LFX Mentorship: Thanos Query Observability

Written by Pradyumna Krishna and published on Jun 06, 2023


Hello everyone, my name is Pradyumna Krishna and I was contributing to Thanos as a part of the LFX mentorship programme. I was working on adding Query Execution Observability to the Thanos PromQL engine and Thanos project itself. I am going to share my experience and provide insights into the project.

The Project

What’s PromQL?

Prometheus provides a functional query language called PromQL (Prometheus Query Language) that lets the user select and aggregate time series data in real-time.

What’s the Thanos PromQL Engine?

Thanos PromQL engine is another engine that’s currently under development and aims to be fully compatible with the original PromQL engine. It is a multi-threaded implementation of a PromQL Query Engine based on the Volcano/Iterator model. Thanos PromQL engine focuses on adding more performance and features like query observability that is missing from the original promql-engine.

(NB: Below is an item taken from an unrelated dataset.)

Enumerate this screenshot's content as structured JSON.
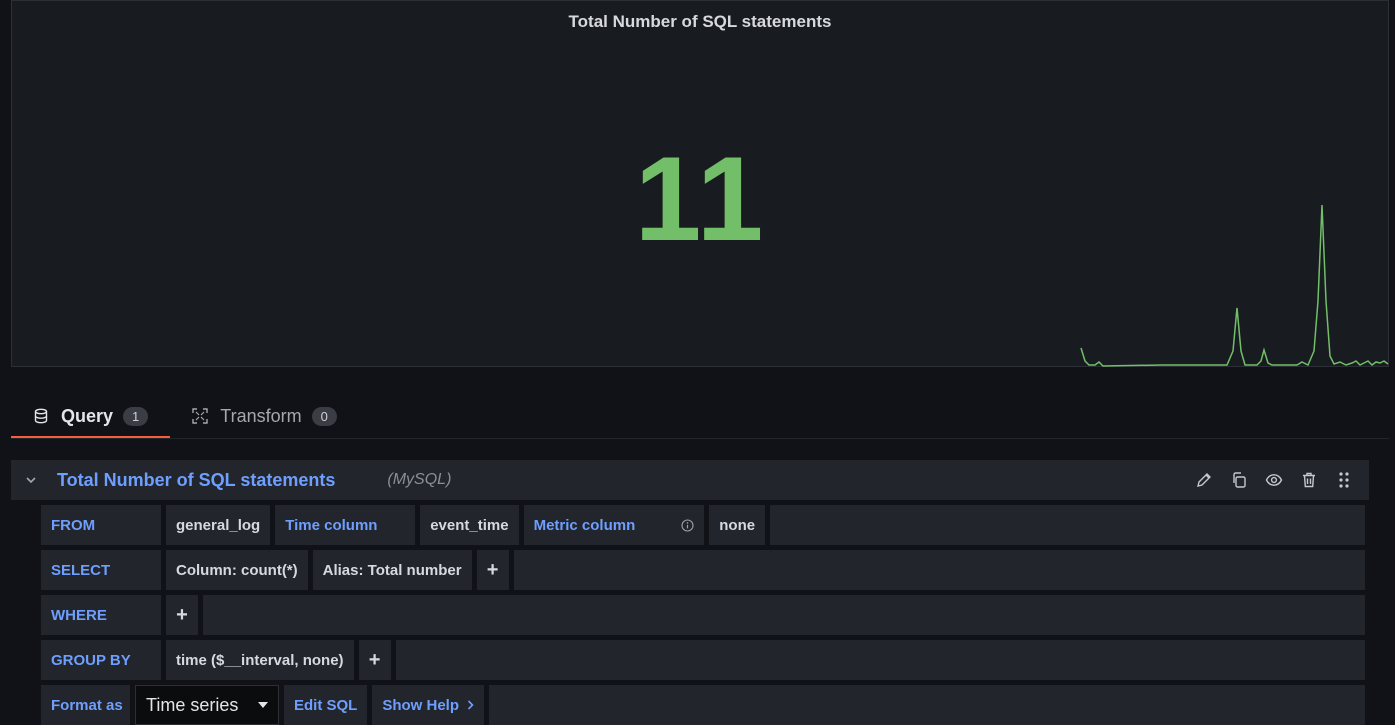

PromQL engine supports many binary and aggregation operators. These include basic logical and arithmetic operators and also built-in aggregation operators that can be used to aggregate the elements of a single instant vector, resulting in a new vector of fewer elements with aggregated values. The result of the query formed using these operators gets visualized as a graph or viewed as tabular data.

Query Observability

Query observability provides the ability to see internal metadata such as the duration, query plan, and detailed stats about each query (and different parts of it) in the Thanos PromQL engine. By exploring query stats and plans, one can try to optimize the query executed by the engine.

Contributions

Over this period I worked on two major features which are switching engines in the Thanos via the UI to expose it to more users and facilitate exploration, and adding query explanation functionality to the UI.

Giedrius always came up with sketches showing me how the feature should work and look.

Engine Switch

Thanos needs to specify which engine to utilize to execute the promql queries. A query can only be executed by one engine. Originally, switching between different engines was implemented through a command line flag. My first feature to implement was to add this engine switching to Thanos, switching the engine from Prometheus to Thanos using UI without any interruptions. Now the engine specified through the command line specifies the default engine to use if no promql engine parameter has been set through the API.

Here is the sketch of how the engine switch should look (made by Giedrius):

Giedrius’s Sketch

I looked into Thanos and made changes in Thanos components from the API to the UI to implement this engine switch. I tried to make the UI as close as possible to the sketch.

Engine Switch 1

After initial review, I move this switch to each panel. As this helps to run the same query over the different engines and compare the results.

Engine Switch 2

Pull Requests

Query Explanation

Query explanation is a dry run of the query planning and returns the query execution plans. Query explanation can be enabled through a flag on the Thanos PromQL engine. After that query explanation is visualized through the Thanos query UI. That is a feature of Query Observability. For the convenience of the user, the Explain checkbox is locked unless the Thanos PromQL engine is used

I started with generating query explanations through the Thanos promql-engine and then worked on the Thanos UI to represent the query explanation in a tree-like structure.

Thanos UI got updated with time, resulting in the development of the explanation tree that can be seen through the screenshots provided.

Tree 1

Tree 2

Tree 3

Pull Requests

What next

We have laid the foundation of Query Observability by implementing the Query Explanation feature. The next steps forward can be:

  • Showing memory allocations, CPU usage
  • Showing “hottest” operators
  • Showing metadata about leaf nodes (how many postings/series were fetched/touched, etc.)

Overall Experience

I love the LFX mentorship program. I learned a lot while contributing, and gained new skills in Golang and typescript. My mentors Giedrius and Saswata guided me throughout the program, they never let me get stuck at any point and always provided me with technical as well as career guidance.